錦衣衛旗官們倒是支持趙崢的建議,但具體施行的時候,卻在那些逆來順受的漁民身上碰了釘子。
聽說這些怪模怪樣的官軍要去島上瞧瞧,他們個頂個縮著脖子一言不發,任憑官軍怎麽嗬斥也不肯乖乖就範。

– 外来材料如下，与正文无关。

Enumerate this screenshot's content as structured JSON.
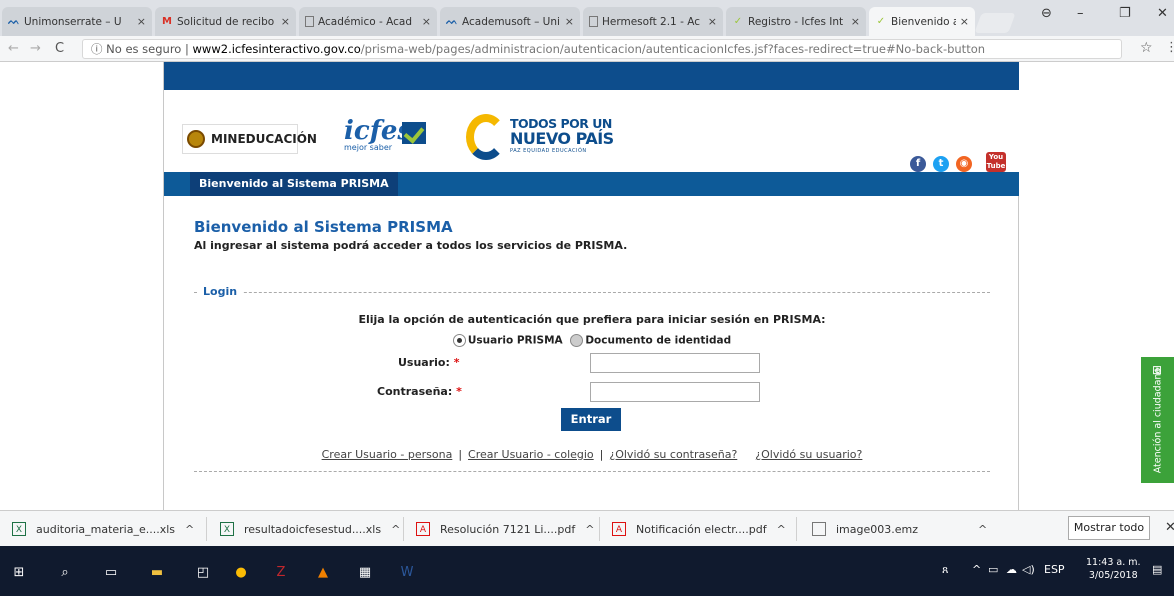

趙崢見狀,隨口扯謊道:“實不相瞞,我等是大唐皇帝派往西天的使者,昨夜在據此四十裏外宿營,不想卻被那湖中的怪物偷襲,死傷無數官軍才將那怪物殺了,如今……”
“殺了?!”
“真的假的?!”
漁民聽說那怪物被除掉了,頓時**起來。
有個年輕的更是蹭一下跳起來,大聲質疑道:“這怎麽可能,那怪物強……”
“蹲下!”
被巡丁厲聲嗬斥,他這才想起自己當前的處境,忙又抱著頭蹲回了地上。
“怎麽不可能?”
趙崢反問:“當年我大唐不過派了幾個和尚,就趕走了那靈感大王,如今護衛使節的大軍足有數千之眾,滅掉那怪物又有何難?”
聽他拿唐僧師徒舉例,漁民們麵麵相覷、將信將疑。
“直娘賊!”
劉鍇在一旁罵道:“我們昨夜死傷無數,連千戶大人都斷了一條手,這難道還能是假的不成?!”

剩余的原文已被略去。